= Juan de la Vega =

Maar in Chile

Juan de la Vega is a maar in Chile. It is located in the north-central Andes.

Sulfur deposits are widespread in northern Chile and are associated with volcanoes, chiefly their craters and slopes. A number of these have been mined, especially in the northern segment of the area. These volcanoes form part of the Central Volcanic Zone, a north-south trending volcanic arc. Notable volcanic structures close to Juan de La Vega are the Aguilar caldera and the still active Lastarria volcano; Juan de la Vega is located inside the Aguilar caldera south of a resurgent dome.

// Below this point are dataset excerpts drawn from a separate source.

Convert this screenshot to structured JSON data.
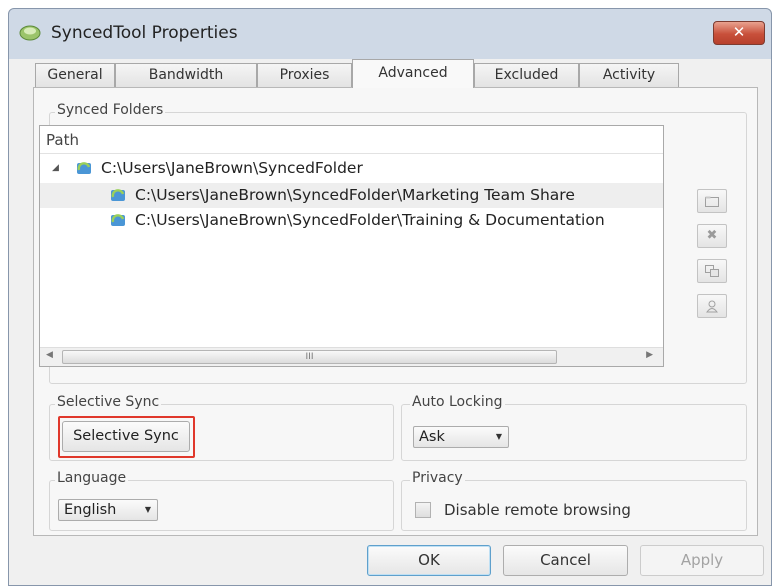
{
  "window": {
    "title": "SyncedTool Properties",
    "close_label": "✕"
  },
  "tabs": [
    {
      "label": "General",
      "active": false
    },
    {
      "label": "Bandwidth",
      "active": false
    },
    {
      "label": "Proxies",
      "active": false
    },
    {
      "label": "Advanced",
      "active": true
    },
    {
      "label": "Excluded",
      "active": false
    },
    {
      "label": "Activity",
      "active": false
    }
  ],
  "synced_folders": {
    "group_label": "Synced Folders",
    "column_header": "Path",
    "rows": [
      {
        "path": "C:\\Users\\JaneBrown\\SyncedFolder"
      },
      {
        "path": "C:\\Users\\JaneBrown\\SyncedFolder\\Marketing Team Share"
      },
      {
        "path": "C:\\Users\\JaneBrown\\SyncedFolder\\Training & Documentation"
      }
    ],
    "scroll_grip": "III",
    "side_buttons": [
      {
        "name": "folder-icon"
      },
      {
        "name": "remove-icon",
        "glyph": "✖"
      },
      {
        "name": "copy-icon"
      },
      {
        "name": "user-icon"
      }
    ]
  },
  "selective_sync": {
    "group_label": "Selective Sync",
    "button_label": "Selective Sync"
  },
  "auto_locking": {
    "group_label": "Auto Locking",
    "selected": "Ask"
  },
  "language": {
    "group_label": "Language",
    "selected": "English"
  },
  "privacy": {
    "group_label": "Privacy",
    "checkbox_label": "Disable remote browsing",
    "checked": false
  },
  "footer": {
    "ok_label": "OK",
    "cancel_label": "Cancel",
    "apply_label": "Apply"
  },
  "colors": {
    "highlight": "#e0382b",
    "close_button": "#c8503b"
  }
}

Juan de la Vega is found close to the Salar de La Isla. It is a well preserved maar, has a diameter of 1 km and a depth of 170 m. It is surrounded by a pyroclastic ring that contains xenoliths derived from the Paleozoic basement formations. This ring is 10–30 m thick and progressively thins outward. It covers a surface area of 6 km2. One andesitic lava flow that was cut by the maar formation is 13.2 ± 0.7 million years ago. A diatreme is also associated with the maar.

The maar was originally created by phreatomagmatic activity linked to a local fault. After the eruption, hydrothermal activity took place in the maar crater and left deposits of sulfur both in the maar and the surrounding pyroclastics. The sulfur is found associated with solfataric vents and embedded in rocks. This is an unusual deposit of sulfur as these are usually found at stratovolcanoes in the region. This sulfur was prospected for mining.